2 de março de 2019

Bassekou Kouyaté & Ngoni Ba “Miri” (Out Here, 2019)

Trocávamos impressões após a sua atuação no festival Gnaoua, de Essaouira, em meados de junho de 2014, tinha o Ngoni Ba dividido palco com o mâalem de Hamid El Kasri. Estava radiante, Bassekou, e, de tanto se rir, o intervalo que exibe na dentadura entre os incisivos centrais superiores parecia que ia ficando maior, como uma falha geológica. De espetada de frango e gasosa na mão, pergunto-lhe se não estou a incorrer numa imperdoável quebra de protocolo. “Não, não… Esteja à vontade.
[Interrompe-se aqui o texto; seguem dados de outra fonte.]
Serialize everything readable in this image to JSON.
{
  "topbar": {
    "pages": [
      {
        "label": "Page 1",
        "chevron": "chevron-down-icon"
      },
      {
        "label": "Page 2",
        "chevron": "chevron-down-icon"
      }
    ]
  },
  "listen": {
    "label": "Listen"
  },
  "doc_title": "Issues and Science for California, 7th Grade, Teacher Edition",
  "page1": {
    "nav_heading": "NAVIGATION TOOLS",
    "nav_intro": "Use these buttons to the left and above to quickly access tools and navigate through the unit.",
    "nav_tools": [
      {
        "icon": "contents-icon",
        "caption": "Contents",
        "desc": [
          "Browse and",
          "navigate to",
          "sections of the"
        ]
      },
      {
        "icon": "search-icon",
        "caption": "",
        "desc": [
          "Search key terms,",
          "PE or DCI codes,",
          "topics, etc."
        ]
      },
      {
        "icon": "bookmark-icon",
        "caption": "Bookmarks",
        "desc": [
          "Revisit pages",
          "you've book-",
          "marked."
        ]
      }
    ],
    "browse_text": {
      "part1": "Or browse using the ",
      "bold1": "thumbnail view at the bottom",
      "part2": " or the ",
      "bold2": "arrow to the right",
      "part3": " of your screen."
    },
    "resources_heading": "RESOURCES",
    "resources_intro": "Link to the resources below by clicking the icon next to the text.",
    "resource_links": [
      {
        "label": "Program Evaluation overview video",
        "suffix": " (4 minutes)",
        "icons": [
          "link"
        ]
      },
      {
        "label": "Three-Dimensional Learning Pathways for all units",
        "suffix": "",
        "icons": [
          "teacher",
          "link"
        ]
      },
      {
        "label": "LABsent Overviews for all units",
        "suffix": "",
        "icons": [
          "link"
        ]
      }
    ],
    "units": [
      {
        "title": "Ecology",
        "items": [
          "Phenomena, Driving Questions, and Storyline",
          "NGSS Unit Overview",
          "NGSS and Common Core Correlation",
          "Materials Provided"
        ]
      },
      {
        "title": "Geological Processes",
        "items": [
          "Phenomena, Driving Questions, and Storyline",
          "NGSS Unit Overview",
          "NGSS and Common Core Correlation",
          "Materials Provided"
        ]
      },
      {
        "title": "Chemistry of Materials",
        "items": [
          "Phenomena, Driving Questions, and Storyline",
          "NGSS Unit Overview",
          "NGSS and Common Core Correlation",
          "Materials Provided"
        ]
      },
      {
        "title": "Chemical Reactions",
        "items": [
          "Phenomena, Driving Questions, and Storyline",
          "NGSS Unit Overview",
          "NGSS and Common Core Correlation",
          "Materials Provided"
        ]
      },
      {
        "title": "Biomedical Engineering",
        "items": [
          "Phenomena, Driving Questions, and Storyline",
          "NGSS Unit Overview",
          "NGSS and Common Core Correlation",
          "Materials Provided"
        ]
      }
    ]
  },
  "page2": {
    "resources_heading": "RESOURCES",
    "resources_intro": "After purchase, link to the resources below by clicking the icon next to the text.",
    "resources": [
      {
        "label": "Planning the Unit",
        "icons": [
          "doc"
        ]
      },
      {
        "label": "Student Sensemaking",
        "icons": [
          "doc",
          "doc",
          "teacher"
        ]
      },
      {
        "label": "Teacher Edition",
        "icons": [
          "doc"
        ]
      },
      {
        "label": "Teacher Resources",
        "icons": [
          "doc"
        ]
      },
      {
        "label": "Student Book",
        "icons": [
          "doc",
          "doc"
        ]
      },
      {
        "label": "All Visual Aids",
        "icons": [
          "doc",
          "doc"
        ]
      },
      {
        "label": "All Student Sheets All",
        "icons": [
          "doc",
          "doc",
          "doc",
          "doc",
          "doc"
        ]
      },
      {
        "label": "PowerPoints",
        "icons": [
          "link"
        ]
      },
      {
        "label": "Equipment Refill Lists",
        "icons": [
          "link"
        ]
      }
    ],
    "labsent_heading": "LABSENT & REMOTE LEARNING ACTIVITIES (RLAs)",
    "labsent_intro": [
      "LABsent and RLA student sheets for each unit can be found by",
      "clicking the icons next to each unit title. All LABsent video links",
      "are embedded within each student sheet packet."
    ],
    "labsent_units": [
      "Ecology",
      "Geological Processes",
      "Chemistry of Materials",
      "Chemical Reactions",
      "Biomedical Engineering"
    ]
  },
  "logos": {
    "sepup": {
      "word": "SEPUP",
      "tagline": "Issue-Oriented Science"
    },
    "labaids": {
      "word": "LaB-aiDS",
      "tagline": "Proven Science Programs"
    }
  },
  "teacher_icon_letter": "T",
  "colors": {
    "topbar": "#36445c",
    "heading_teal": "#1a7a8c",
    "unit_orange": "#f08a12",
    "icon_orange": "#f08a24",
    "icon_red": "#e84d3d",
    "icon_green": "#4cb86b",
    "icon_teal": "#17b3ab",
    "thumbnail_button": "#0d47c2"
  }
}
Além de que o ramadão é só lá mais para o fim do mês”, responde, num francês algo desnasalizado, aparentado prosodicamente daqueloutro que se fala na região do Midi. “Mas não se aproxime muito do El Kasri, que ainda lhe suja a jelaba!” Todo de branco, o marroquino desdobrava-se em salamaleques e destacava-se na multidão como quem recebe um prémio numa cerimónia e se prepara para ir dar um discurso de aceitação. “Sinto-me muito bem entre os árabes”, desabafa subitamente Bassekou. “Sabe, se isto fosse noutra altura, nós até podíamos ir numa caravana até casa. Mas, agora, no Mali, na outra ponta desta estrada, estão os fundamentalistas!” 
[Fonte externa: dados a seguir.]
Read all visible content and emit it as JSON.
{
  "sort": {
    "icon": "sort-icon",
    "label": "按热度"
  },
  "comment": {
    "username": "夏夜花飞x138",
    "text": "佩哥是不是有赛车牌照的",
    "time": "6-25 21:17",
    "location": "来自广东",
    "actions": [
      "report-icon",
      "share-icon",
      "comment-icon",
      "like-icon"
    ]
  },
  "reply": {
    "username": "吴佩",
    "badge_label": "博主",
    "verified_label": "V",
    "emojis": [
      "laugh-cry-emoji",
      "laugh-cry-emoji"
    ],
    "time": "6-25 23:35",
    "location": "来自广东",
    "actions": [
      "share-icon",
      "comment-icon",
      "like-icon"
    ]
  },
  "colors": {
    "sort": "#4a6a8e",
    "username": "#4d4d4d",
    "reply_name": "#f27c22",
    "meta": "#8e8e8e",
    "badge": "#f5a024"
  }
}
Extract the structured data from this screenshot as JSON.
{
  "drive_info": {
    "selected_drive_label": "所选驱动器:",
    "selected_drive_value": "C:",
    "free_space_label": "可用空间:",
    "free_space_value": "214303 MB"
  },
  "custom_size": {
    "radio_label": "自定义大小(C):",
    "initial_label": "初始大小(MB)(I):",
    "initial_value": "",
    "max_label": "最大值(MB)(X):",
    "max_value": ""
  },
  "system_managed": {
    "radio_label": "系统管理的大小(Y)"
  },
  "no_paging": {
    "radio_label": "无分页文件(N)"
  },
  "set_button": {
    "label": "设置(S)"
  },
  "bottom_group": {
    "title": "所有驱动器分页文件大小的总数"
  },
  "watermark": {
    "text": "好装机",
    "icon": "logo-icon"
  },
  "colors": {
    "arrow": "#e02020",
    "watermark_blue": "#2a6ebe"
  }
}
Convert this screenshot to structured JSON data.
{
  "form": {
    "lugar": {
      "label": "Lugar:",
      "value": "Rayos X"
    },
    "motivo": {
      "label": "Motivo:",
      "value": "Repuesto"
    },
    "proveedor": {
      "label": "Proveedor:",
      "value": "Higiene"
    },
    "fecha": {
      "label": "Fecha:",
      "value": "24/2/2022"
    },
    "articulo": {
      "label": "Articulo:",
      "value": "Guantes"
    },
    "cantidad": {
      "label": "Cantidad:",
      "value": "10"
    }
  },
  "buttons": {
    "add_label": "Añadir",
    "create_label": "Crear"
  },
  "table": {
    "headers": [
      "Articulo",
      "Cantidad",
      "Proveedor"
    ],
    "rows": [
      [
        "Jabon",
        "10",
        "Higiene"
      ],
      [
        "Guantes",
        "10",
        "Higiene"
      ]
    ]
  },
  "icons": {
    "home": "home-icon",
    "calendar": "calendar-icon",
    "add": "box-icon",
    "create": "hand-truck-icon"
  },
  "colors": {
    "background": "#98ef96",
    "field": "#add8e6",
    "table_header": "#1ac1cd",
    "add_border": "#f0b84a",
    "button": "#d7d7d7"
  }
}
Aproveito para comentar que a mais antiga descrição do alaúde que Bassekou toca foi feita em 1325 por al-Umari e que a primeira documentação da sua casta profissional – a dos jali, ou jeli – surgiu no relato das viagens do magrebino Ibn Battuta, que visitou o Império do Mali em 1352 e que garantiu que o caminho até lá era seguríssimo. “E é assim que deveria ser”, exclama Bassekou. “Estamos há séculos a trabalhar pela paz. Basta que nos ouçam!” Balbucio qualquer coisa acerca das plateias ocidentais não perceberem patavina daquilo que os griôs cantam mas ele estava embalado e tinha resposta absolutamente para tudo: “Qual é o problema? Não podem ouvir com os corações?” Veio-me à lembrança a conversa ao escutar ‘Kanougnon’, o dueto com o marroquino Majid Bekkas que abre “Miri”. De facto, o álbum espeta uma lança no coração daqueles cínicos a quem o bem alheio só traz desgostos e dissabores. Talvez por isso tenha ido gravá-lo a casa, rodeado pela família, por amigos e por gente que já nem está entre nós, ali, num dos vilarejos de Ségou onde nasceram os blues.